Late-term abortion is legal in Victoria, Australia, but doctors refuse
An Australian woman who is 26 weeks pregnant and believes that an abortion will ease her suicidal feelings will not receive an abortion from Royal Women’s Hospital. Doctors there are unwilling to kill a viable, healthy baby.
The Age reports:
In 2008, the procedure was decriminalised, so that women could have one up to 24 weeks for any reason. After 24 weeks, two doctors need to agree based on the woman’s medical circumstances and her current and future physical, psychological and social circumstances.
But in reality, doctors say there are no services that will do it after 24 weeks, unless there is a major abnormality in the foetus.
A doctor from the Royal Women’s Hospital, who did not want to be named, said the hospital never performed abortions for “psycho social” reasons after about 16 weeks and that this was allegedly because of a lack of staff willing to do it and fear of negative publicity.
Ultrasound at 26 weeks |
In the United States, there are only a handful of abortionists who will commit the deed in the third trimester. (Gosnell was one of just five; the remaining four were the subject of a glowing pro-abortion documentary a few years ago.) And no wonder, when a third-trimester fetus is no different, developmentally, than a premature newborn.
Australia has approximately 24 million inhabitants, compared to 325 million in the United States. Not to put too fine a point on it, but there are only so many sociopaths per capita. Australia just doesn’t have enough to make abortion-on-demand activists’ dreams a reality there.

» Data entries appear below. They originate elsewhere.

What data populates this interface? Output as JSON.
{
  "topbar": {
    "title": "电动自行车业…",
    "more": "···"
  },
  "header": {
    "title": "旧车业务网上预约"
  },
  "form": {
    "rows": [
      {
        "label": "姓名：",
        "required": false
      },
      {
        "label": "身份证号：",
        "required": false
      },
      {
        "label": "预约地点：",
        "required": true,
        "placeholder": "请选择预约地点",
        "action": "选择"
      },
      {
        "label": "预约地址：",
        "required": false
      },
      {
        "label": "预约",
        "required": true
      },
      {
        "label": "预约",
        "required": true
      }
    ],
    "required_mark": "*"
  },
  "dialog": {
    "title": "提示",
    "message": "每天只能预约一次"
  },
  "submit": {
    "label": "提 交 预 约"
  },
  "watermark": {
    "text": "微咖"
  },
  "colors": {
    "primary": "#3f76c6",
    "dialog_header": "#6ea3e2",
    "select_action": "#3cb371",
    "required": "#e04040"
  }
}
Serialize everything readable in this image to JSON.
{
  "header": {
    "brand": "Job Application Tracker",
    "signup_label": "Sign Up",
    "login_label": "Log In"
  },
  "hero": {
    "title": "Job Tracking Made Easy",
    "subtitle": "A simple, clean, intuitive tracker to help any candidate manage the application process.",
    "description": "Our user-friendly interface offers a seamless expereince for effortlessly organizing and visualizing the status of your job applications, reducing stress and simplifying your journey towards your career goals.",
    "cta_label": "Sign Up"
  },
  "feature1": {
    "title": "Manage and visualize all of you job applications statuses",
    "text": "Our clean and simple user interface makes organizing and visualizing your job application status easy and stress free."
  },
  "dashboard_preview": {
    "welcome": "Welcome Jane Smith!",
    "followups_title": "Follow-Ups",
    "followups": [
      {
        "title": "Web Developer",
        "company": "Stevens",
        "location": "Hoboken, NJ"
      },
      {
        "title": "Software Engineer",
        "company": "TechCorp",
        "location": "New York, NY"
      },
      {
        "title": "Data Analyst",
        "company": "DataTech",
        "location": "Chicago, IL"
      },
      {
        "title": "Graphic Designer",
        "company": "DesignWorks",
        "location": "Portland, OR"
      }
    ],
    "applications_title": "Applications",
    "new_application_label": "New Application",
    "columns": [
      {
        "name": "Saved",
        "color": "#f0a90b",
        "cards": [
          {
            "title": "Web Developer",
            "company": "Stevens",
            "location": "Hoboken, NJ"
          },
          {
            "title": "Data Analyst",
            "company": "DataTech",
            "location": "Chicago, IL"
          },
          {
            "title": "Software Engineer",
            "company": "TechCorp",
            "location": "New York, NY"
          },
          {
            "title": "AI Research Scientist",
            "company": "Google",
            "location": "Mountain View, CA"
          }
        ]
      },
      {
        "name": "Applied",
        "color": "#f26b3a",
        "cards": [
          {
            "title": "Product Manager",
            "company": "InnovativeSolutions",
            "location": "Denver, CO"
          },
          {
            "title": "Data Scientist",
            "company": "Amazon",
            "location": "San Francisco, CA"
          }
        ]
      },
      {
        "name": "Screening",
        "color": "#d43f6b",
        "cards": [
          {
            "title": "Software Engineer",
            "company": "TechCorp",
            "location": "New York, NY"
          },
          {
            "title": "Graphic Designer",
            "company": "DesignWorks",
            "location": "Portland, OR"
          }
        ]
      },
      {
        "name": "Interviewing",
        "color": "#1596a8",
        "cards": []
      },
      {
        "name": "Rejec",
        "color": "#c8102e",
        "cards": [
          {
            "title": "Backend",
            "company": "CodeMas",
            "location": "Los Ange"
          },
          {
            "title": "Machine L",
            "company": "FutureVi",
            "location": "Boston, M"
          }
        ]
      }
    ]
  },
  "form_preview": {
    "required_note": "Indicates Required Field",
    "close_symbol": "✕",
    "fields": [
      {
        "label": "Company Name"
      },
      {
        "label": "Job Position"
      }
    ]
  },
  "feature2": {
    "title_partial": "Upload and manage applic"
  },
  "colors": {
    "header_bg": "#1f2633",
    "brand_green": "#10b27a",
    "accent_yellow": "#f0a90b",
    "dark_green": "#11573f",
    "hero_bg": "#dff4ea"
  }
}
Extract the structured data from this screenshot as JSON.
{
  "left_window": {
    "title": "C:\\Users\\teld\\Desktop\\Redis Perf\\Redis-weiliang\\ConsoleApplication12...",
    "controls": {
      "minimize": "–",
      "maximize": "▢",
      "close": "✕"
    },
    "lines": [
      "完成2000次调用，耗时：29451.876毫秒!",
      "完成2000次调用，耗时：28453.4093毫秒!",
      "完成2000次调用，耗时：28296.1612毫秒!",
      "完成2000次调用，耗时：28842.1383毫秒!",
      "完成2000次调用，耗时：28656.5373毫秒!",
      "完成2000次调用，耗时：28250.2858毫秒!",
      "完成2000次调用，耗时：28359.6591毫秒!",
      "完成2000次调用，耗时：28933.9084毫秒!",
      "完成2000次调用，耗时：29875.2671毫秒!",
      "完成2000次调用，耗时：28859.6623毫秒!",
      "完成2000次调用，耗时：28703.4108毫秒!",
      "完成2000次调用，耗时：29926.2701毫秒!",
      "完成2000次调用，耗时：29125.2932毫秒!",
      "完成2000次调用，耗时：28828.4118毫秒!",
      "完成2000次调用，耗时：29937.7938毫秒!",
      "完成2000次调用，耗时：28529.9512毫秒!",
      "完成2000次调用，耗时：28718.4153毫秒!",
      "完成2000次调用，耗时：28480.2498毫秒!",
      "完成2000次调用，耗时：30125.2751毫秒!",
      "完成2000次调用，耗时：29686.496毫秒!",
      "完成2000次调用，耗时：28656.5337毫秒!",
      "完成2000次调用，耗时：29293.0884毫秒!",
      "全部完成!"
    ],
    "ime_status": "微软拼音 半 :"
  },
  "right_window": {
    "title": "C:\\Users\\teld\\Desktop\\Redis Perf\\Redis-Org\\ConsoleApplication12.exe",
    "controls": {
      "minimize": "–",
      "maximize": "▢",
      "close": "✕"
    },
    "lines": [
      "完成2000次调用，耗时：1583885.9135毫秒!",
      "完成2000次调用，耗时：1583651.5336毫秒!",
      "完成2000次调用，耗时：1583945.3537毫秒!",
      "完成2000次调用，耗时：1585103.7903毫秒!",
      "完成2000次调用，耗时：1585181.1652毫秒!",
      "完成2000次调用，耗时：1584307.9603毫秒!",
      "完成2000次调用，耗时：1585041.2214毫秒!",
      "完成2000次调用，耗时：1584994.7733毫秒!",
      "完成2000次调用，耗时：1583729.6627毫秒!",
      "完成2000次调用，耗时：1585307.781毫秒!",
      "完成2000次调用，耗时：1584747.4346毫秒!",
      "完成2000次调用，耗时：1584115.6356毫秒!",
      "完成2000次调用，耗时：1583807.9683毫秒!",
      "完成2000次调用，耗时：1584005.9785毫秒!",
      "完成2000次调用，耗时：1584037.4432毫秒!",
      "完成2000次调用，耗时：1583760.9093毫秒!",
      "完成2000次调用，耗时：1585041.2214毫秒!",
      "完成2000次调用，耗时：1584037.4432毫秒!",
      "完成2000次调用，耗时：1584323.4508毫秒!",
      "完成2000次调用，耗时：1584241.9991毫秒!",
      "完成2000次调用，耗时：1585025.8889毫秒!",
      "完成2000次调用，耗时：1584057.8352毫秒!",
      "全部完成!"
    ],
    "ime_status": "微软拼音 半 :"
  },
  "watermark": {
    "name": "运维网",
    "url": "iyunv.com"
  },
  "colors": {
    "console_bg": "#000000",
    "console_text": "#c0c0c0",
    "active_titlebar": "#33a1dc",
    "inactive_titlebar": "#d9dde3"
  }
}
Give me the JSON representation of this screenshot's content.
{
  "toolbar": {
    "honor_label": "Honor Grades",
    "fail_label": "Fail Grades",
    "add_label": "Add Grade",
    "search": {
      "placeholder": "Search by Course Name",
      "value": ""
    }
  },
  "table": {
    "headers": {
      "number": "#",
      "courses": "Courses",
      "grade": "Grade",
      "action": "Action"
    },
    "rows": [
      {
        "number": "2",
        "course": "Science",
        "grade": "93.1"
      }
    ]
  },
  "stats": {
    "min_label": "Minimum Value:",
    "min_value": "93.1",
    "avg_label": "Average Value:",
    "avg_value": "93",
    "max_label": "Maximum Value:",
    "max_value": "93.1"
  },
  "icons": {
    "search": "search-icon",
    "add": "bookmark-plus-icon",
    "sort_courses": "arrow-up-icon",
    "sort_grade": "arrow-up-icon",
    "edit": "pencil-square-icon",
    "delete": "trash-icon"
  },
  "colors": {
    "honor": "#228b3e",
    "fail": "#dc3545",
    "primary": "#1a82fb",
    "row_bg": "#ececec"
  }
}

Royal Women’s Hospital properly offered mental health care to the woman, and several individuals have come forward to adopt the child. But she remains fixated on abortion, and her case has become a rallying point for Australian abortion extremists. A local health minister “said she was concerned about limited access to abortion, particularly in regional areas of Victoria and was working on a new strategy for sexual and reproductive healthcare.”
What, short of conscripting doctors, would lead to a different result in this case?